The birthday girl seated at the bar at Post was watching Nate Jaqua muddle. Muddling, in case you're unfamiliar, involves mashing fruit and/or herbs with a distinctly phallic wooden tool using a vigorous up-and-down motion. Nate Jaqua, in case you're unfamiliar, is a forward for the Sounders and is considered to be a very handsome individual. He and a few teammates were guest-bartending at Post one night last week for charity. "I just asked for anything muddled," the birthday girl said. "I just wanted to see him muddle!" All the women crowded all along the bar—and it was almost all women—were mooning over Jaqua and his muddling.

Jaqua was making a mojito, which involved a time-out with one of Post's actual bartenders, there for coaching, who reminded him that it should have a little sugar. He bumbled around a bit and located a packet near the coffeemaker, opened it up, and stirred it in. How was the mojito? He sincerely wanted to know. The birthday girl took a tentative sip, followed by a considerable pause. "It's oh-kay," she said diplomatically. "It's on the house!" Jaqua said. A lot of drinks were on the house. Jaqua, who'd been out all season following an injury, said he was feeling good; by last Friday, he was back in the game (and immediately scoring again). Asked about the World Cup, he said he mostly watches MLS (branch out, Nate) and picked, cautiously, Spain.

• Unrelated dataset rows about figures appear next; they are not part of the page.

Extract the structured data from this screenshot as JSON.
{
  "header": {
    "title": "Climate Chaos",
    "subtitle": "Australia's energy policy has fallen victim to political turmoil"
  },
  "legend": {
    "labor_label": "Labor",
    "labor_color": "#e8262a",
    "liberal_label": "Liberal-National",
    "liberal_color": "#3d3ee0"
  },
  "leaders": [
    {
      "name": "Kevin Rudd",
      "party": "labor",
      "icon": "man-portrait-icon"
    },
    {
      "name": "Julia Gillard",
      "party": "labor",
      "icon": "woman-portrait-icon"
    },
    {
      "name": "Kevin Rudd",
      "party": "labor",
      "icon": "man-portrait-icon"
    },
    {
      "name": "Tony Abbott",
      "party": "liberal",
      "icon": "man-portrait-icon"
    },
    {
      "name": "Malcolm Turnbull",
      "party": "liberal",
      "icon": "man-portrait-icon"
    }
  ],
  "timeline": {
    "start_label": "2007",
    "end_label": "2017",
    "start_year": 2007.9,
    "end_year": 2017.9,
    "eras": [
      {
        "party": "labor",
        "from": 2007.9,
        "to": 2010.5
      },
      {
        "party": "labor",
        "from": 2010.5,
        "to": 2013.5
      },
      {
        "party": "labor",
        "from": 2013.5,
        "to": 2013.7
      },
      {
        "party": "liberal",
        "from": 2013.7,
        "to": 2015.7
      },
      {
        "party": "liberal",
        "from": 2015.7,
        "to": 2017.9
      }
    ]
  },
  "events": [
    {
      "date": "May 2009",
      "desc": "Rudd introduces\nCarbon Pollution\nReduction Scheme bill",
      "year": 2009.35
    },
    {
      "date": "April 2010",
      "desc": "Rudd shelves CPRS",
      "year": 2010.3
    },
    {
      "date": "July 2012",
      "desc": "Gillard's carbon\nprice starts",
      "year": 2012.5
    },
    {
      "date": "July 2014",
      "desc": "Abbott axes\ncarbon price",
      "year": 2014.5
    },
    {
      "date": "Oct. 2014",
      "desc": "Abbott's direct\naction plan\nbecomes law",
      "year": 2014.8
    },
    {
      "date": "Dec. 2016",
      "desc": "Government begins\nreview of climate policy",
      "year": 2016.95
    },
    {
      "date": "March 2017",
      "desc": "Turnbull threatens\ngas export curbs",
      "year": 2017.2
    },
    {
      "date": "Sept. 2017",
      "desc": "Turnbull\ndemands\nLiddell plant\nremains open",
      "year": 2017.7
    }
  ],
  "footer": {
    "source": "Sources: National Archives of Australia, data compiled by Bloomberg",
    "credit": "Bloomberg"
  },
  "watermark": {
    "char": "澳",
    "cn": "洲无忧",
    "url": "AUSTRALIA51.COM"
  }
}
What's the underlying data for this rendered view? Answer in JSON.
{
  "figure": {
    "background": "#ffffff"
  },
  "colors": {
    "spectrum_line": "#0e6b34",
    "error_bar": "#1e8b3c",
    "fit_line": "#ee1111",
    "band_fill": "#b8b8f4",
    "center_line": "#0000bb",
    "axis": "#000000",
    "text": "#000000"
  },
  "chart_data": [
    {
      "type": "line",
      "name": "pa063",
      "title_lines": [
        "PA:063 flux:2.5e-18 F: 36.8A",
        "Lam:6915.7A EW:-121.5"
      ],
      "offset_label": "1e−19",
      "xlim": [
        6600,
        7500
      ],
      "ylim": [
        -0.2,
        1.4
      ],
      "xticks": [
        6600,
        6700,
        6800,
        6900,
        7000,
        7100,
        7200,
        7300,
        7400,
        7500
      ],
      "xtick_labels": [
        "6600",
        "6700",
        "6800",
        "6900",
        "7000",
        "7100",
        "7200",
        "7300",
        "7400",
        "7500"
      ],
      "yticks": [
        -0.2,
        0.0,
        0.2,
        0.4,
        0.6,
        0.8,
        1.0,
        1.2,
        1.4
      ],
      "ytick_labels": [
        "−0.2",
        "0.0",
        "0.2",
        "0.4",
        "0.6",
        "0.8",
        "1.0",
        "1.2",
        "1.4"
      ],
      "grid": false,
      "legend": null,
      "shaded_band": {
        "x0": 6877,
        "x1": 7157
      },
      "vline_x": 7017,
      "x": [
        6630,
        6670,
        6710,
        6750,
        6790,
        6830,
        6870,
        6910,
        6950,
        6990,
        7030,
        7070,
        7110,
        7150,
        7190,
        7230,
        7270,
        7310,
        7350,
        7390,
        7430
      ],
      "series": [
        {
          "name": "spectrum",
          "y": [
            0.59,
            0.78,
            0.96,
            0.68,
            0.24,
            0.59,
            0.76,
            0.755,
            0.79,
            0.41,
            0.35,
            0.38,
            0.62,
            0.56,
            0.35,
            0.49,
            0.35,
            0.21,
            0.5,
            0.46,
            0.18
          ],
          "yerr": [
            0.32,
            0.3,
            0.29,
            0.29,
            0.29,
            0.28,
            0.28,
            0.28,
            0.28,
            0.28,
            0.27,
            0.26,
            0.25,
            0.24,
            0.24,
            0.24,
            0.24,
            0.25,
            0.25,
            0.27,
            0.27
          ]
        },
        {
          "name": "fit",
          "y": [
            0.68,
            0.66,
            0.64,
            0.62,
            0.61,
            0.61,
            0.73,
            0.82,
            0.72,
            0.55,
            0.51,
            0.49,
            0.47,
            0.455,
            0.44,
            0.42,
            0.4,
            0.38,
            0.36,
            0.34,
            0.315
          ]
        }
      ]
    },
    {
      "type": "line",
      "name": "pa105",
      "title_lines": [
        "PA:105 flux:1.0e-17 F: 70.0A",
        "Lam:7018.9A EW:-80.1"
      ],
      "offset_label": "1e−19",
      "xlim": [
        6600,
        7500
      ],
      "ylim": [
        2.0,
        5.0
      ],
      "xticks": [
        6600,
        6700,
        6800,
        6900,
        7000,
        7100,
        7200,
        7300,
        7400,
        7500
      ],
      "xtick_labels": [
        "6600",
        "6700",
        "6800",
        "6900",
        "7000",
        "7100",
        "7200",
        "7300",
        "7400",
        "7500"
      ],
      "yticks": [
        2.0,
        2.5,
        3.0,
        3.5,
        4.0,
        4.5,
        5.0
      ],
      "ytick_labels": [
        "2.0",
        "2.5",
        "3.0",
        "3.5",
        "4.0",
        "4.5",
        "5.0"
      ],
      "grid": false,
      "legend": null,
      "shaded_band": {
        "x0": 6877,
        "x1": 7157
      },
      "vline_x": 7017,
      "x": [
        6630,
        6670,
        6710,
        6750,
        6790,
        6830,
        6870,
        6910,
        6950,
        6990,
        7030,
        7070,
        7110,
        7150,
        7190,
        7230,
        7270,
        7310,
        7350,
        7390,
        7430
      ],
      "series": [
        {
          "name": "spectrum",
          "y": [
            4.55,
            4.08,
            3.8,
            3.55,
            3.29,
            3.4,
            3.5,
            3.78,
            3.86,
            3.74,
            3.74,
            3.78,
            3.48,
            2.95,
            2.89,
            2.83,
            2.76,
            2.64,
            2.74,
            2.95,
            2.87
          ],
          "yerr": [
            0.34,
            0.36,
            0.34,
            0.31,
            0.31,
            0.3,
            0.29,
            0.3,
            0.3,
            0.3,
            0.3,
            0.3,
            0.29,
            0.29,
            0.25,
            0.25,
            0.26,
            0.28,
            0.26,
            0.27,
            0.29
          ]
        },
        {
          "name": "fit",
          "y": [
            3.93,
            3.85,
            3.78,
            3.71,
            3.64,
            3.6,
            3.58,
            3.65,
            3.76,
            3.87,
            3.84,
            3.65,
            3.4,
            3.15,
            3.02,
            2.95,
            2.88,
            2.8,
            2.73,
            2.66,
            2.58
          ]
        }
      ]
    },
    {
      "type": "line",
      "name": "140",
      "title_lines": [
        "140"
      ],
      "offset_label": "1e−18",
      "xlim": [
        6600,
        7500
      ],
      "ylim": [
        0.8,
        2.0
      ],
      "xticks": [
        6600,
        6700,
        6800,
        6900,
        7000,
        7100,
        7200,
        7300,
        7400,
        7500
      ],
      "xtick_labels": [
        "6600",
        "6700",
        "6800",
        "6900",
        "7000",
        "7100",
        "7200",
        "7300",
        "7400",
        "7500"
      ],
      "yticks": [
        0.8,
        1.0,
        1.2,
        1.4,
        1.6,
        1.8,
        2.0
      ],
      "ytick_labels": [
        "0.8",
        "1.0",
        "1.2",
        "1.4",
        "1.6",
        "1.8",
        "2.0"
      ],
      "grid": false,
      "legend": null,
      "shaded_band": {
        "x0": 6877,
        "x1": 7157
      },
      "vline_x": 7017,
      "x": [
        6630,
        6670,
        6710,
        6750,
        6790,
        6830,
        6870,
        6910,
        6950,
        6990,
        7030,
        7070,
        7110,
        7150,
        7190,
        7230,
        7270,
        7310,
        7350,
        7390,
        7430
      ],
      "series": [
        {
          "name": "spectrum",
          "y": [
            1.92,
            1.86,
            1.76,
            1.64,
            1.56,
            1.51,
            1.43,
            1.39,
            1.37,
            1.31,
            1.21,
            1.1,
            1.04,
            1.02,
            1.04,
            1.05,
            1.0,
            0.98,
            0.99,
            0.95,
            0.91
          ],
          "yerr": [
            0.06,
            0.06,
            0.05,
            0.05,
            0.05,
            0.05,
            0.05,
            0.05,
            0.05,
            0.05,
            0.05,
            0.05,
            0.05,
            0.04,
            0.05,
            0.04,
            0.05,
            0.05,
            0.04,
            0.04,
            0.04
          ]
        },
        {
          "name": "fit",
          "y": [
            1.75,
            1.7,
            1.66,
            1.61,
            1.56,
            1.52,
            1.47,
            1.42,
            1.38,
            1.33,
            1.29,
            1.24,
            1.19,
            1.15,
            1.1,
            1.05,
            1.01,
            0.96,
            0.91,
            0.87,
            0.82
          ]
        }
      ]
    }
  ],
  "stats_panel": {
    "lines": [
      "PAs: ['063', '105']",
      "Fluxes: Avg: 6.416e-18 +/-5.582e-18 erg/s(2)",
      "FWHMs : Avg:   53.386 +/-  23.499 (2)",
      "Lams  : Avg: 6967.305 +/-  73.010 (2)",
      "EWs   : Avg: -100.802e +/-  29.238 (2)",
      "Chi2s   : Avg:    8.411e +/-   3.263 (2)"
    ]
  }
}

Sounder Taylor Graham jokingly said he liked New Zealand to win—something about a fellow Stanford man on the team—while signing several Sounders scarves with a Sharpie, then serving a very deep whiskey neat. "Taylor's trying to get me drunk!" crowed the customer. Another lady was inspired to have another drink: "Oh, what the hell—cute boys, stiff drinks!" Sounder James Riley took the order of a representative of the Seattle branch of America SCORES, a program that brings both soccer and creative writing to low-income urban elementary students and the beneficiary of the evening (donate here!). America SCORES wanted a shot. "Damn, America SCORES knows how to get down!" Riley noted. His World Cup choice? "A plethora," he said, then left no bet unhedged, mentioning the U.S. (optimistically), Spain, Brazil, the Netherlands, and South Korea ("because my mom's from there"), and adding that he wanted an African team to go far, any African team.

Late arrival Roger "the Dodger" Levesque chose Spain ("one of the deepest teams"). Levesque did more posing for photos, drinking, and being deviously good-looking than bartending, but by that point, no one cared. An effort to get the Sounders to drop trou led by the birthday party failed to get much traction in the increasing din. Swooning, Sharpie-signing, and photos continued, a ridiculously good time was had by all, and it was for the children. Goal!